Site information
- Condition: No trace

Location
- Cherkasy Castle Cherkasy Castle Cherkasy Castle Cherkasy Castle (Ukraine)
- Coordinates: 49°26′51″N 32°03′54″E﻿ / ﻿49.44750°N 32.06500°E

Site history
- Built: 1392
- Materials: Oak and pine logs, filled with earth.
- Fate: demolished 20 June 1768

Garrison information
- Occupants: Cossacks

= Cherkasy Castle =

Former castle in Cherkasy, Ukraine

The Cherkasy Castle (Черкаський замок) is a former medieval wooden castle in Cherkasy, Ukraine built as a defense against enemies of the Golden Horde and later against Turks and Crimean Tatars.
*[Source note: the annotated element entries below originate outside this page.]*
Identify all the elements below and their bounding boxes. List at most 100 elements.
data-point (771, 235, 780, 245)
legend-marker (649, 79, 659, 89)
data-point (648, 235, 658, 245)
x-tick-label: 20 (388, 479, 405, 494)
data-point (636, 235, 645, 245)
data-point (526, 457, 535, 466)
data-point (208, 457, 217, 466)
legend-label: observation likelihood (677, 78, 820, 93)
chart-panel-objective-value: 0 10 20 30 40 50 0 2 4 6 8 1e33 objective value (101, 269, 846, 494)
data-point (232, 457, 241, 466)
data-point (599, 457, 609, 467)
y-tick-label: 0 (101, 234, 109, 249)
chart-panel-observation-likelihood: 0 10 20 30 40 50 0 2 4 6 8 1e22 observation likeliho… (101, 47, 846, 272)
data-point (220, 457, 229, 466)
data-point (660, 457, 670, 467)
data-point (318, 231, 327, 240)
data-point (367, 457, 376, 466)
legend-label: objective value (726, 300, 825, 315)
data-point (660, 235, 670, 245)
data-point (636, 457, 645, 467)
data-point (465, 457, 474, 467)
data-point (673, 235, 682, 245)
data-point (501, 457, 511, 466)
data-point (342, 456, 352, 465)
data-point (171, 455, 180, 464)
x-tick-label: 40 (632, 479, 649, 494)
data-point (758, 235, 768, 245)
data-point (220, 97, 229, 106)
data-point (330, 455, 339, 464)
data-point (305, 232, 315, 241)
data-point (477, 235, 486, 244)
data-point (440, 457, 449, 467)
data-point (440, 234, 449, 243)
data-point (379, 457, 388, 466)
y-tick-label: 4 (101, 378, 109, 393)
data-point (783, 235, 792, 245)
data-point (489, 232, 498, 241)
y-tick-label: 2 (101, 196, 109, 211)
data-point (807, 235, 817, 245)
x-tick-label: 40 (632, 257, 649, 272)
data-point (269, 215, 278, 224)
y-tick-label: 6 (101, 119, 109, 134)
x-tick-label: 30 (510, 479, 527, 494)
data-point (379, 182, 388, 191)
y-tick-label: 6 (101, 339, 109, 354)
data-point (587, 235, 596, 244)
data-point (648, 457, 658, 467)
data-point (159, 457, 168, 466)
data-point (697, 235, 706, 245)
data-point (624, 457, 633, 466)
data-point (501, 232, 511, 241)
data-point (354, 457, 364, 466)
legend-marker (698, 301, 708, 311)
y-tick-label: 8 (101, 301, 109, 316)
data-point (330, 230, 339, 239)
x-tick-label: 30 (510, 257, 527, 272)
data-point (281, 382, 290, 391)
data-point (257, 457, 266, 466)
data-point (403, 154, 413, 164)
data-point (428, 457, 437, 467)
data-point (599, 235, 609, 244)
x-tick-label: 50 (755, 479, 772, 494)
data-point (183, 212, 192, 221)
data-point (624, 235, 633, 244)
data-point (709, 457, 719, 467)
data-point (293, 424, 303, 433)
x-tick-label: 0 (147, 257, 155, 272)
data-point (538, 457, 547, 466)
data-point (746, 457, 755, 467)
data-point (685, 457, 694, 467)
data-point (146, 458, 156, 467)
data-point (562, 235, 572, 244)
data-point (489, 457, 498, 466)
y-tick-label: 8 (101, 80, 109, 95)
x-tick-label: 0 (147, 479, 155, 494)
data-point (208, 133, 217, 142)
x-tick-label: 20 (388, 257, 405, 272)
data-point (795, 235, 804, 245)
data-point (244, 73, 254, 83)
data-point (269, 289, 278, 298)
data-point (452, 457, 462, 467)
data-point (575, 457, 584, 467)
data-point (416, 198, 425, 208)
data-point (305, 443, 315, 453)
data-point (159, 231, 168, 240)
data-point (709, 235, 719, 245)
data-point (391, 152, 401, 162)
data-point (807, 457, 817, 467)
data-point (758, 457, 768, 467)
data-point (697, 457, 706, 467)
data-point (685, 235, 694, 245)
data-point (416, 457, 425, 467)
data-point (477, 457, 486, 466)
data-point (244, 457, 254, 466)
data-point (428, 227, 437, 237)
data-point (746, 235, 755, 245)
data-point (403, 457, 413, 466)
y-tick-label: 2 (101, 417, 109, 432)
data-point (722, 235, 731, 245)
The city of Cherkasy grew up around the castle. The wooden castle was rebuilt in 1549. Today traces of the castle no longer exist.

==The structure of the castle==

The dimensions of the first castle were 60 meters by 40 meters along the Dnieper strip. The walls were built of oak and pine logs, placed vertically and very tightly filled with earth. At the corners of 4 pine towers were large-caliber guns, made in Cherkasy in 1532.
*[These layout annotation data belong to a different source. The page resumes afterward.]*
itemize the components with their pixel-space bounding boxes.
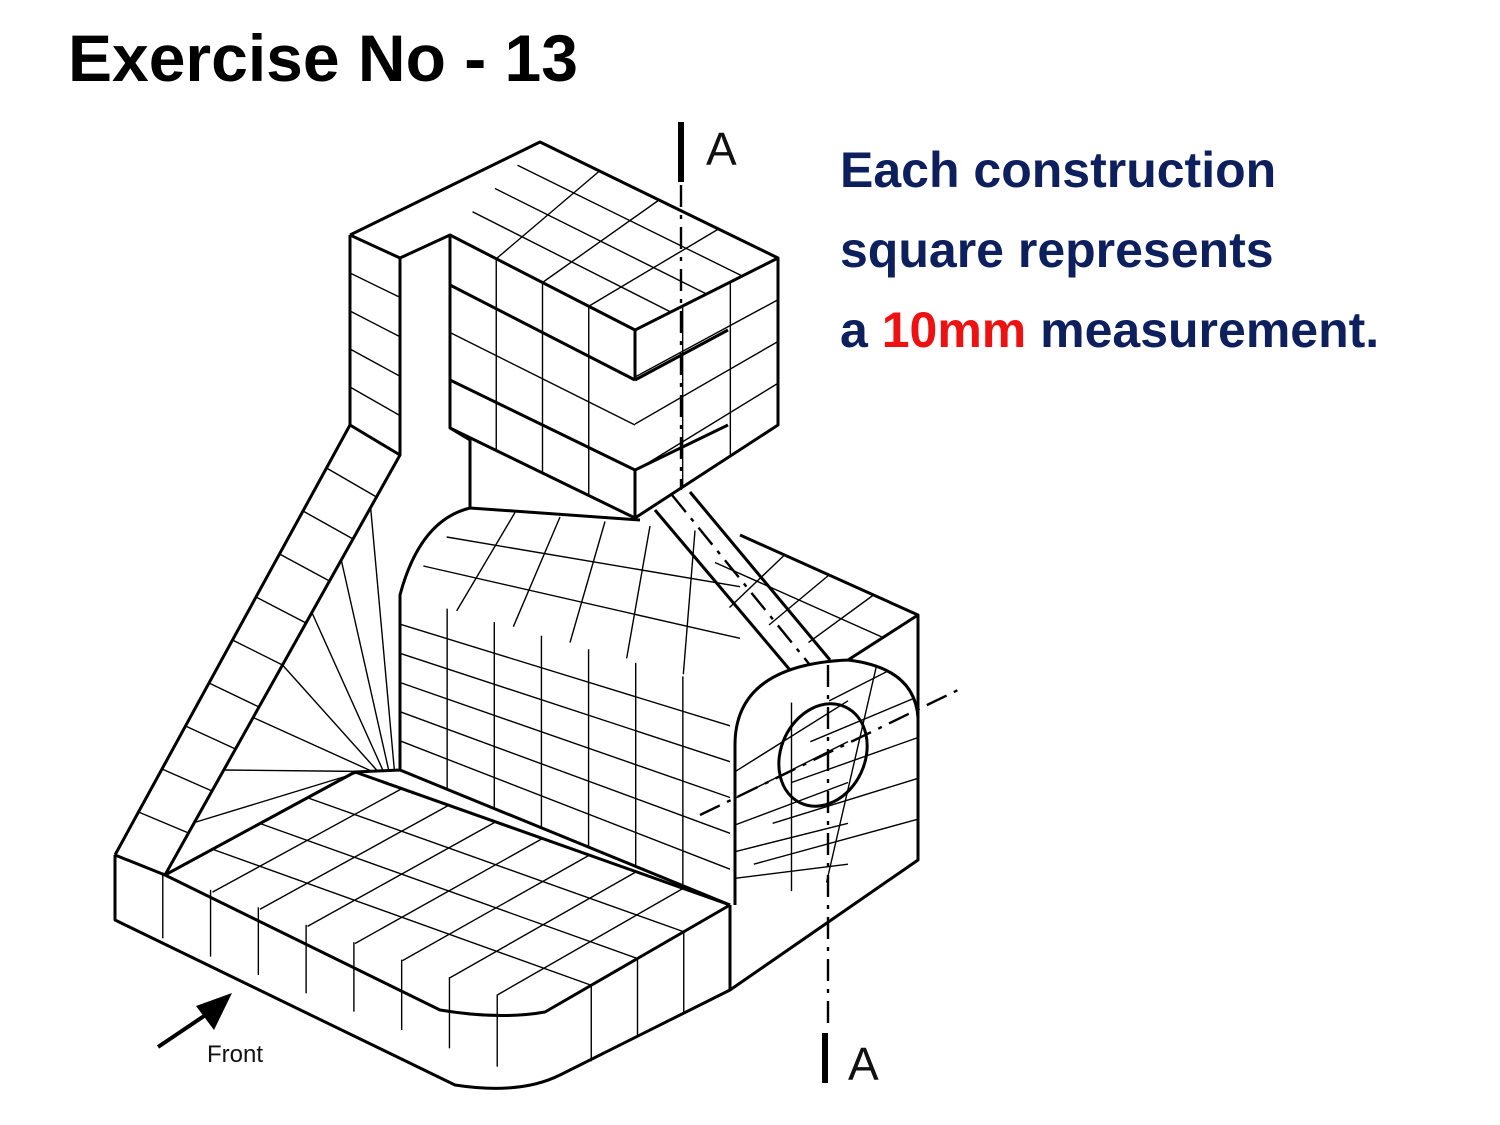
horizontal-center-line bbox=[699, 688, 959, 817]
scale-note-highlight: 10mm bbox=[881, 302, 1027, 358]
grid-line bbox=[497, 887, 684, 996]
grid-line bbox=[208, 682, 260, 708]
grid-line bbox=[311, 612, 384, 772]
scale-note-prefix: a bbox=[840, 302, 882, 358]
grid-line bbox=[232, 639, 283, 666]
grid-line bbox=[402, 854, 590, 962]
outline bbox=[113, 140, 920, 1090]
grid-line bbox=[828, 660, 918, 702]
section-label-top: A bbox=[706, 123, 737, 175]
back-wall-outline bbox=[354, 506, 731, 907]
grid-line bbox=[369, 507, 396, 771]
grid-line bbox=[569, 521, 606, 643]
grid-line bbox=[138, 811, 189, 834]
grid-line bbox=[279, 553, 330, 582]
construction-grid bbox=[138, 164, 918, 1067]
grid-line bbox=[588, 228, 719, 307]
grid-line bbox=[634, 340, 779, 425]
grid-line bbox=[399, 711, 731, 834]
arm-center-line bbox=[671, 494, 811, 666]
grid-line bbox=[399, 681, 731, 799]
grid-line bbox=[185, 725, 236, 750]
grid-line bbox=[349, 272, 401, 299]
front-arrow bbox=[156, 993, 232, 1049]
scale-note-line-3: a 10mm measurement. bbox=[840, 290, 1379, 370]
grid-line bbox=[399, 652, 731, 763]
grid-line bbox=[735, 781, 849, 826]
grid-line bbox=[714, 561, 884, 639]
top-block-outline bbox=[349, 140, 780, 520]
grid-line bbox=[255, 596, 307, 624]
grid-line bbox=[542, 199, 660, 284]
scale-note-line-2: square represents bbox=[840, 222, 1274, 278]
center-lines bbox=[671, 185, 959, 1030]
grid-line bbox=[212, 788, 403, 893]
grid-line bbox=[399, 740, 731, 870]
grid-line bbox=[281, 664, 379, 772]
scale-note-suffix: measurement. bbox=[1026, 302, 1380, 358]
grid-line bbox=[634, 299, 779, 378]
grid-line bbox=[307, 821, 496, 927]
grid-line bbox=[340, 559, 390, 771]
grid-line bbox=[634, 382, 779, 472]
grid-line bbox=[349, 310, 401, 338]
grid-line bbox=[252, 716, 373, 772]
grid-line bbox=[753, 818, 918, 865]
grid-line bbox=[772, 777, 918, 825]
grid-line bbox=[161, 768, 213, 792]
arm-outline bbox=[653, 491, 832, 671]
scale-note: Each construction square represents a 10… bbox=[840, 130, 1379, 370]
grid-line bbox=[326, 467, 377, 498]
grid-line bbox=[259, 804, 450, 910]
grid-line bbox=[791, 736, 918, 784]
grid-line bbox=[399, 623, 731, 727]
grid-line bbox=[349, 348, 401, 377]
front-label: Front bbox=[207, 1041, 263, 1068]
grid-line bbox=[223, 769, 367, 773]
grid-line bbox=[446, 536, 741, 588]
grid-line bbox=[495, 170, 600, 260]
grid-line bbox=[810, 696, 918, 743]
grid-line bbox=[625, 525, 651, 659]
section-marks bbox=[678, 122, 828, 1083]
hole-outline bbox=[777, 702, 869, 808]
grid-line bbox=[423, 565, 741, 640]
grid-line bbox=[512, 516, 561, 627]
grid-line bbox=[302, 510, 354, 540]
grid-line bbox=[449, 871, 637, 979]
grid-line bbox=[354, 837, 543, 945]
grid-line bbox=[449, 331, 636, 426]
page-title: Exercise No - 13 bbox=[68, 21, 578, 95]
section-label-bottom: A bbox=[848, 1038, 879, 1090]
grid-line bbox=[194, 771, 361, 824]
grid-line bbox=[456, 512, 516, 612]
grid-line bbox=[349, 386, 401, 417]
rib-outline bbox=[113, 235, 402, 876]
grid-line bbox=[735, 822, 849, 853]
scale-note-line-1: Each construction bbox=[840, 142, 1277, 198]
right-block-outline bbox=[729, 533, 920, 992]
The castle was located within the modern square of Bohdan Khmelnytsky, on Castle Hill. At that time, Kyiv region was under the rule of Lithuania, and Cherkasy was owned by Skirgaila. The walls of which stretched along the hem of the modern Rose Valley.

The castle had barns, stables, barns, a house for the elderly, rooms for guests, a house for the castle staff, two pubs, a prison and a church. It was surrounded by a wide moat. The city of Cherkasy itself was built on both sides of the castle which had a fortification and a prison with two gates.

==Site today==

The square is equipped with footpaths, lighting and park benches. At the entrance to the park there is a stele with the image of Bohdan Khmelnytsky in honor of the 325th anniversary of the reunification of Ukraine with Russia. In the center is a monument to a prominent Cossack ataman, and short-lived Voivode (Prince) of Moldavia, Ioan Potcoavă.